Subject-driven Video Generation via Disentangled Identity and Motion
Daneul Kim, Jingxu Zhang, Wonjoon Jin, Sunghyun Cho, Qi Dai, Jaesik Park, Chong Luo
TL;DR
This work tackles efficient zero-shot subject-driven video generation by disentangling identity learning from temporal dynamics. It introduces a dual-task training regime that injects subject identity from paired subject-images while preserving motion priors from a small set of unpaired videos, using stochastic task-switching with $p=0.2$. The approach relies on a CogVideoX-5B backbone with LoRA adapters and a simple $2$-task objective, avoiding large-scale paired subject-video data and achieving strong subject fidelity and temporal coherence within about $288$ A100-hours. Gradient-analysis shows the identity and motion objectives converge to near-orthogonal update directions, explaining stability without gradient-surgery and enabling competitive zero-shot performance against heavily tuned baselines. Practically, the method reduces data and compute requirements for SDV-Gen while maintaining high-quality, identity-consistent video generation across unseen subjects.
Abstract
We propose to train a subject-driven customized video generation model through decoupling the subject-specific learning from temporal dynamics in zero-shot without additional tuning. A traditional method for video customization that is tuning-free often relies on large, annotated video datasets, which are computationally expensive and require extensive annotation.

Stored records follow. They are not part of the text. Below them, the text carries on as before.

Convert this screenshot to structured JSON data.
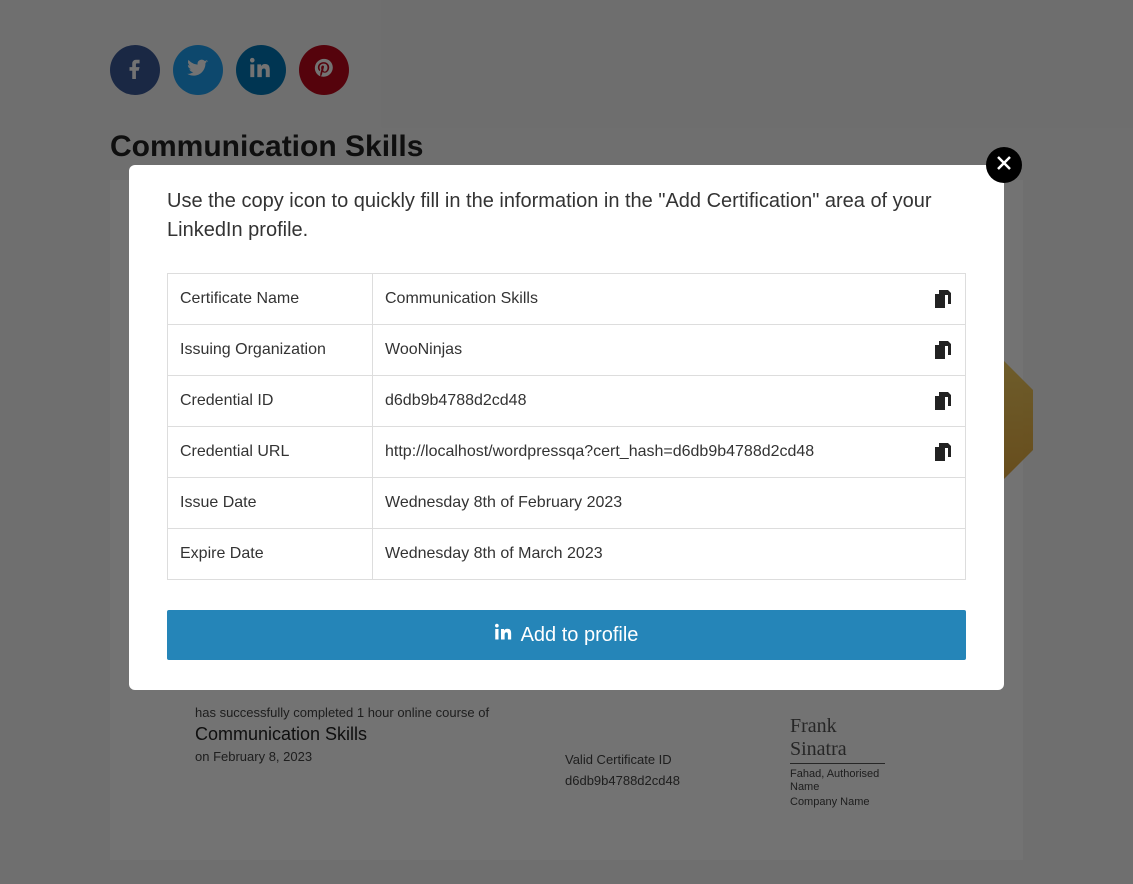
{
  "page": {
    "title": "Communication Skills"
  },
  "social": {
    "facebook": "facebook",
    "twitter": "twitter",
    "linkedin": "linkedin",
    "pinterest": "pinterest"
  },
  "modal": {
    "intro": "Use the copy icon to quickly fill in the information in the \"Add Certification\" area of your LinkedIn profile.",
    "rows": {
      "cert_name": {
        "label": "Certificate Name",
        "value": "Communication Skills",
        "copy": true
      },
      "issuer": {
        "label": "Issuing Organization",
        "value": "WooNinjas",
        "copy": true
      },
      "cred_id": {
        "label": "Credential ID",
        "value": "d6db9b4788d2cd48",
        "copy": true
      },
      "cred_url": {
        "label": "Credential URL",
        "value": "http://localhost/wordpressqa?cert_hash=d6db9b4788d2cd48",
        "copy": true
      },
      "issue_date": {
        "label": "Issue Date",
        "value": "Wednesday 8th of February 2023",
        "copy": false
      },
      "expire_date": {
        "label": "Expire Date",
        "value": "Wednesday 8th of March 2023",
        "copy": false
      }
    },
    "add_button": "Add to profile"
  },
  "certificate_bg": {
    "completion_line": "has successfully completed 1 hour online course of",
    "course_name": "Communication Skills",
    "on_date": "on February 8, 2023",
    "valid_id_label": "Valid Certificate ID",
    "valid_id_value": "d6db9b4788d2cd48",
    "signature": "Frank Sinatra",
    "auth_name": "Fahad, Authorised Name",
    "company": "Company Name"
  },
  "colors": {
    "accent": "#2585b8"
  }
}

In contrast to the previous approach, we introduce the use of an image customization dataset directly on training video customization models, factorizing the video customization into two folds: (1) identity injection through image customization dataset and (2) temporal modeling preservation with a small set of unannotated videos through the image-to-video training method. Additionally, we employ random image token dropping with randomized image initialization during image-to-video fine-tuning to mitigate the copy-and-paste issue. To further enhance learning, we introduce stochastic switching during joint optimization of subject-specific and temporal features, mitigating catastrophic forgetting. Our method achieves strong subject consistency and scalability, outperforming existing video customization models in zero-shot settings, demonstrating the effectiveness of our framework.